Book Reviews

Handbook of Emotions, Second Edition
by Michael Lewis (Editor), Jeannette M. Haviland-jones (Editor)

Hardcover - 710 pages 2nd edition (June 5, 2000)
Guilford Press; ISBN: 1572305290 ; Dimensions (in inches): 1.78 x 10.32 x 7.43
Editorial Reviews
Review by William  A.  Spriggs, 
May 19,  2001May 19,  2001

Before I purchased this large textbook, the only knowledge that I had of the book was the Cosmides and Tooby chapter titled "Evolutionary psychology and the emotions." Being urged on by their work and now curious of what else would be in the book, I obtained the book and dug in. In doing so, I discovered a vast mine of knowledge that I had not previously explored and found that I had a much better understanding of the "self and the other"; the brave new and complex view that is quickly earning the moniker The Biocultural Perspective; the study of how nature and nurture work together to give us human nature at precise locations on the planet. This book has taught me that the study of emotions is so vastly important because they are the pivot point in which we humans "listen" to the "messages" our bodies are telling us, combine it with our deepest memories and social constructs of our surrounding cultures; then combine and decode all these items into thoughts or actions to be dwelled or acted upon.

The book is brilliantly edited by Michael Lewis and Jeannette M. Haviland-Jones, who have painstakingly put together 43 chapters by 73 contributors into seven major parts to the book and created a sensible path for all of us to follow:

This book has made such an important sea change in my knowledge of the way we humans behave as to permanently alter and expand my evolutionary perspective of human behavior. I believe that emotion studies intertwined with the evolutionary perspective will be one of the major debate arenas in the coming years. The reason is simple: emotions are experienced by all humans on the planet and therefore fertile ground to be able to reach out and explain to the common person. It is an opportunity too grand to ignore, nor a path not to be taken.

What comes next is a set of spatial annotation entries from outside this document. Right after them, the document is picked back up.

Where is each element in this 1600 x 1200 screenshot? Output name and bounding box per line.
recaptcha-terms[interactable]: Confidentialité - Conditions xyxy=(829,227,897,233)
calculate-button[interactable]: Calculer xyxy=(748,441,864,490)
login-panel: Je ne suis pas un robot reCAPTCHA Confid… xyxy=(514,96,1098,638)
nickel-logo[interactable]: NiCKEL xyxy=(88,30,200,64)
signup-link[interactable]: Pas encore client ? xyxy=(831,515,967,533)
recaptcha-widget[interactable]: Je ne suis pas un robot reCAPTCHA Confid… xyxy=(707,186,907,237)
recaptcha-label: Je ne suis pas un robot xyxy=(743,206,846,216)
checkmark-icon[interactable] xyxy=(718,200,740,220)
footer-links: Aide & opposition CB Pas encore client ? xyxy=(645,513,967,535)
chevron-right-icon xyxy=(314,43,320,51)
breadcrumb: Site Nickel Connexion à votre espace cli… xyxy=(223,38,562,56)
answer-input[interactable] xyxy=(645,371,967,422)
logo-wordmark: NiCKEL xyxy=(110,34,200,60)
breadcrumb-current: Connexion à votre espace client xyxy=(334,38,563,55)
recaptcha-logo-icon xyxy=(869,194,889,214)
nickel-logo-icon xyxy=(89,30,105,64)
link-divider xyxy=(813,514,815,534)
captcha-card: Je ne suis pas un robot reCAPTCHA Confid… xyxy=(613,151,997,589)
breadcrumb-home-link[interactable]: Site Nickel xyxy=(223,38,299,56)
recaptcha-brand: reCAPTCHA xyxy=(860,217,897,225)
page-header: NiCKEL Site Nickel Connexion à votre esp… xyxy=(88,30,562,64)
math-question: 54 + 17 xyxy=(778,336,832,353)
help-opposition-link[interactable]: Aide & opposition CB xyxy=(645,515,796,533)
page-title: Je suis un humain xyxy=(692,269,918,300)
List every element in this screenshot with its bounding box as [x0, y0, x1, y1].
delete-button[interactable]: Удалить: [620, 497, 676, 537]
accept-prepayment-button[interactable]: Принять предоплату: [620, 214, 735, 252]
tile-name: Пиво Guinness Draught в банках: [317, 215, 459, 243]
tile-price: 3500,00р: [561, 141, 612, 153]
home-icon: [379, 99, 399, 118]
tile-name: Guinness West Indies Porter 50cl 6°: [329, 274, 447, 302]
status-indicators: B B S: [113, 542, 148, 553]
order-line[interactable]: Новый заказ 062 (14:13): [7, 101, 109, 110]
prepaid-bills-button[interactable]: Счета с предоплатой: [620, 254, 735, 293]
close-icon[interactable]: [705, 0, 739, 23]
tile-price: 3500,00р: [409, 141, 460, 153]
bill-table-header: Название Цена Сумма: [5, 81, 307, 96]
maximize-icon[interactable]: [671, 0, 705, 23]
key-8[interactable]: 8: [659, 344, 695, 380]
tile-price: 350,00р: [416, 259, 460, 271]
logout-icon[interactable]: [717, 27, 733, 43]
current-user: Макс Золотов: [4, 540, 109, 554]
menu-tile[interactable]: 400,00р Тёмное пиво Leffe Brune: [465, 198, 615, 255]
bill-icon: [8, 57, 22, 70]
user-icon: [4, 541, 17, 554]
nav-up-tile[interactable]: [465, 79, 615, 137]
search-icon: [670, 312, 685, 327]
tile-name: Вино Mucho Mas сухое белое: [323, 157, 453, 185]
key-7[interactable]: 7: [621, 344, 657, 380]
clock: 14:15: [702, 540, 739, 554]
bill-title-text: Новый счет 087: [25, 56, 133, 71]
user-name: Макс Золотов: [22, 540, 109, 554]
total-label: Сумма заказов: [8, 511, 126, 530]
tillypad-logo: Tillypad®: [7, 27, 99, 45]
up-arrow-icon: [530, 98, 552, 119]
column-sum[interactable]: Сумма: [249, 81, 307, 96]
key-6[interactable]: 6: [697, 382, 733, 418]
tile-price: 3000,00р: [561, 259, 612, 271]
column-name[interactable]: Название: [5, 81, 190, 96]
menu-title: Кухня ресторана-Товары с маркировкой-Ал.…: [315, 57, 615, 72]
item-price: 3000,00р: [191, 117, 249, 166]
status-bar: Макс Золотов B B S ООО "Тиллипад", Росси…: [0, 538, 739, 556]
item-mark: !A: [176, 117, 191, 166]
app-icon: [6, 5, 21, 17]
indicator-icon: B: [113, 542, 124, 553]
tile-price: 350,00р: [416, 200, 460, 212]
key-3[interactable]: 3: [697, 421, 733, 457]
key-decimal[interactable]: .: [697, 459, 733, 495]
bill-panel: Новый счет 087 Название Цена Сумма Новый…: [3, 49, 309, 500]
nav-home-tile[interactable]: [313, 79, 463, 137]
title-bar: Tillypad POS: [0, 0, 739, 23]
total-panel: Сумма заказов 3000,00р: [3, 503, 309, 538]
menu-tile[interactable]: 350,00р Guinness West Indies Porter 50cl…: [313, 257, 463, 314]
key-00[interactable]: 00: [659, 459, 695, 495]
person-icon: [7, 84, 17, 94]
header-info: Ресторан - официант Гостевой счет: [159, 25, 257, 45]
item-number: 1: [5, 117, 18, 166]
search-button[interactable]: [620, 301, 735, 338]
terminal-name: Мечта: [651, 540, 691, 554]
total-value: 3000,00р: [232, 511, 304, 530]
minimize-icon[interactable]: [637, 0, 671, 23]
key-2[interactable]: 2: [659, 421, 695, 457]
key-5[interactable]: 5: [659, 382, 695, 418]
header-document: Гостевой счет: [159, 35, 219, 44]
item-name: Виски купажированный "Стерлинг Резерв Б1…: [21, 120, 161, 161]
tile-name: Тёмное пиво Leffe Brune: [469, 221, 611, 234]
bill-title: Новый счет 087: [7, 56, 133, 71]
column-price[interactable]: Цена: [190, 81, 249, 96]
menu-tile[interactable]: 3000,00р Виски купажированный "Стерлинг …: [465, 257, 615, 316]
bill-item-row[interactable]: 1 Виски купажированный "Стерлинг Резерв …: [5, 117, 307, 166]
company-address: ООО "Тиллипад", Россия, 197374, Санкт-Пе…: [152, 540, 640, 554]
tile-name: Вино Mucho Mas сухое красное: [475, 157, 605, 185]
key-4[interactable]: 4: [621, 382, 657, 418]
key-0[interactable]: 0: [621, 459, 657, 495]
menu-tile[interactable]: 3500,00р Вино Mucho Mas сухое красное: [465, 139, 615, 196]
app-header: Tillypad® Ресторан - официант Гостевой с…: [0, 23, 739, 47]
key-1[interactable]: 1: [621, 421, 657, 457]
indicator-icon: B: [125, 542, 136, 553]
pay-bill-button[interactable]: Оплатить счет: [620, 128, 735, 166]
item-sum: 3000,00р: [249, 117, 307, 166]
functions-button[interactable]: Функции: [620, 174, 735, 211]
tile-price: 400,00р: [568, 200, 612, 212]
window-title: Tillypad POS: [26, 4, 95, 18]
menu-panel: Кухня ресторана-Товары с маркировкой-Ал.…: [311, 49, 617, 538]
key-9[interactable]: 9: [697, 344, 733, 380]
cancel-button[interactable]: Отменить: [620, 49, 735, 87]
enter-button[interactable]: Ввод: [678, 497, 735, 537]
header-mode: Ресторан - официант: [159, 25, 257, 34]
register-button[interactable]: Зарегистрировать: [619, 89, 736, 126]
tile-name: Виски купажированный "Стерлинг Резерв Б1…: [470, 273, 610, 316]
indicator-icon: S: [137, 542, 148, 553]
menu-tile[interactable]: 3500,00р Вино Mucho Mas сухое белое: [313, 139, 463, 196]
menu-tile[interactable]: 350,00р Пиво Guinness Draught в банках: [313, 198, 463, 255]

Since I have declared that emotion studies will play a more important role in the future, I therefore highly recommended the book as part of your permanent library. But, be forewarned: the material is painstakingly presented in science journalese, (as it should be), and as such, it is not recommended for beginners. The print is small (two columns to a page) and the price high,  (about $70 retail, and seems to lumber on forever with its 710 pages of material and references.

But the important thing to remember: it is a gold mine in the rough and you are the pickaxe.